20 Ago Humanizando al Rock
Desde que la música es música nuestros ídolos se vuelven tan inalcanzables como los vemos en el póster. Ellos y puntualmente las pirañas de marketing meticulosamente crearon una imagen, un estilo particular e intentan reducir todo lo que los acerque al ser humano promedio. Es ahí donde nosotros entramos en juego.
La idea es desnudar y mostrar al artista como cualquier hijo de vecino, contando cosas de su vida que lo bajen del pedestal de gases en el que cree que vive. Sin más, aquí dos ejemplos.
Las exigencias de Lemmy

El camarín de Motorhead siempre tenía que estar bien provisto de cerveza, whisky, champán francés y tabaco rubio, así como chocolate, papas fritas, quesos, huevos duros y frutas. También exigían 70 toallas que no soltaran pelusa y ocho pizzas grandes para después del concierto.

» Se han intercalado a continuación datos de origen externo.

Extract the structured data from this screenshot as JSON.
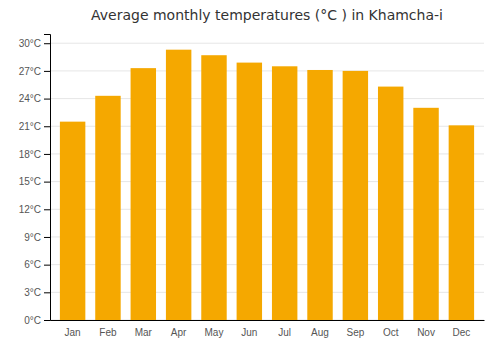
{
  "chart_data": {
    "type": "bar",
    "title": "Average monthly temperatures (°C ) in Khamcha-i",
    "categories": [
      "Jan",
      "Feb",
      "Mar",
      "Apr",
      "May",
      "Jun",
      "Jul",
      "Aug",
      "Sep",
      "Oct",
      "Nov",
      "Dec"
    ],
    "values": [
      21.5,
      24.3,
      27.3,
      29.3,
      28.7,
      27.9,
      27.5,
      27.1,
      27.0,
      25.3,
      23.0,
      21.1
    ],
    "color": "#F5A800",
    "ylim": [
      0,
      31
    ],
    "yticks": [
      {
        "value": 0,
        "label": "0°C"
      },
      {
        "value": 3,
        "label": "3°C"
      },
      {
        "value": 6,
        "label": "6°C"
      },
      {
        "value": 9,
        "label": "9°C"
      },
      {
        "value": 12,
        "label": "12°C"
      },
      {
        "value": 15,
        "label": "15°C"
      },
      {
        "value": 18,
        "label": "18°C"
      },
      {
        "value": 21,
        "label": "21°C"
      },
      {
        "value": 24,
        "label": "24°C"
      },
      {
        "value": 27,
        "label": "27°C"
      },
      {
        "value": 30,
        "label": "30°C"
      }
    ],
    "grid": true
  }
}
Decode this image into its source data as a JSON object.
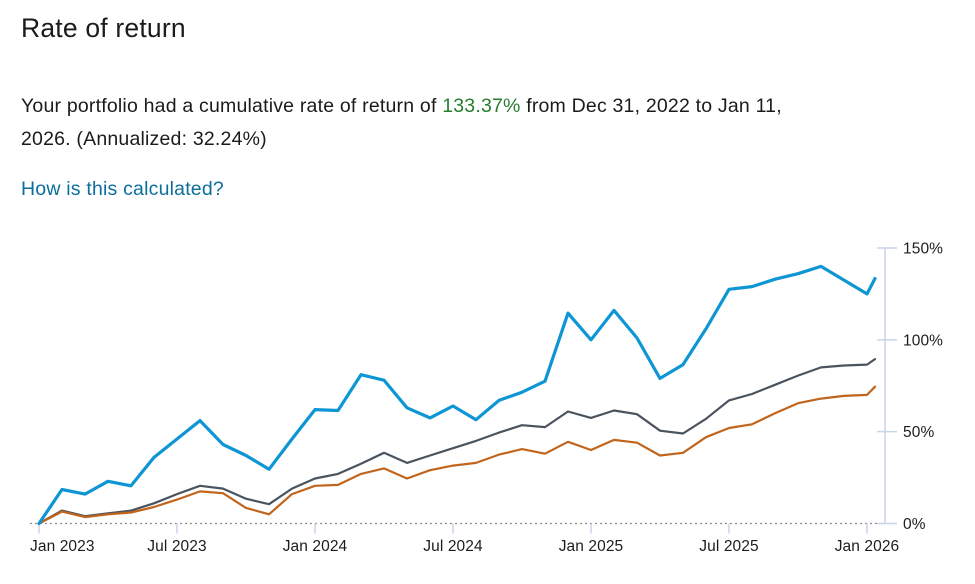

En lo que respecta puntualmente a Lemmy, él pedía un coche de lujo estacionado en la puerta del hotel para ser utilizado a cualquier hora, una botella de oxígeno portátil y lo más importante, 6 huevos de chocolate (lo de la marca premium que vienen con sorpresa) pero éstos tenían que ser comprados de forma individual y no en paquete, para que hubiera más posibilidades de que el juguete del interior no saliera repetido.
Crudo y salvaje como el golf

Uno de los miembros más enigmáticos del grupo Cannibal Corpse fue Bob Rusay. Tras 4 años en la banda como guitarrista, Rusay fue despedido en 1993 y reemplazado por Bob Barrett. Tras abandonar el grupo nunca más se supo de él, hasta que en el 2002, un fan que navegaba por internet descubrió su gran secreto. El guitarrista de uno de los grupos más extremos de toda la historia se había convertido en profesor de golf.
La ficha personal del músico en la Federación de Maestros de Golf de Estados Unidos dice lo siguiente:”Mi historia con el golf comenzó cuando era niño, pero cuando estaba en la secundaria el golf estaba lejos de mi mente. Había descubierto la música y el poder y la euforia de la actuación en directo. Tras graduarme firmé con un importante sello discográfico. Tres años después habíamos grabado tres discos e ir varias veces de gira por Europa, Estados Unidos, México y Canadá. Ahí frené, dejé la banda. Me dispuse a enseñarle al mundo las bondades del golf. Asi que aquí estoy haciendo una vida cómoda, amando lo que hago y muy agradecido.”
Escribe: Agustín Baccá.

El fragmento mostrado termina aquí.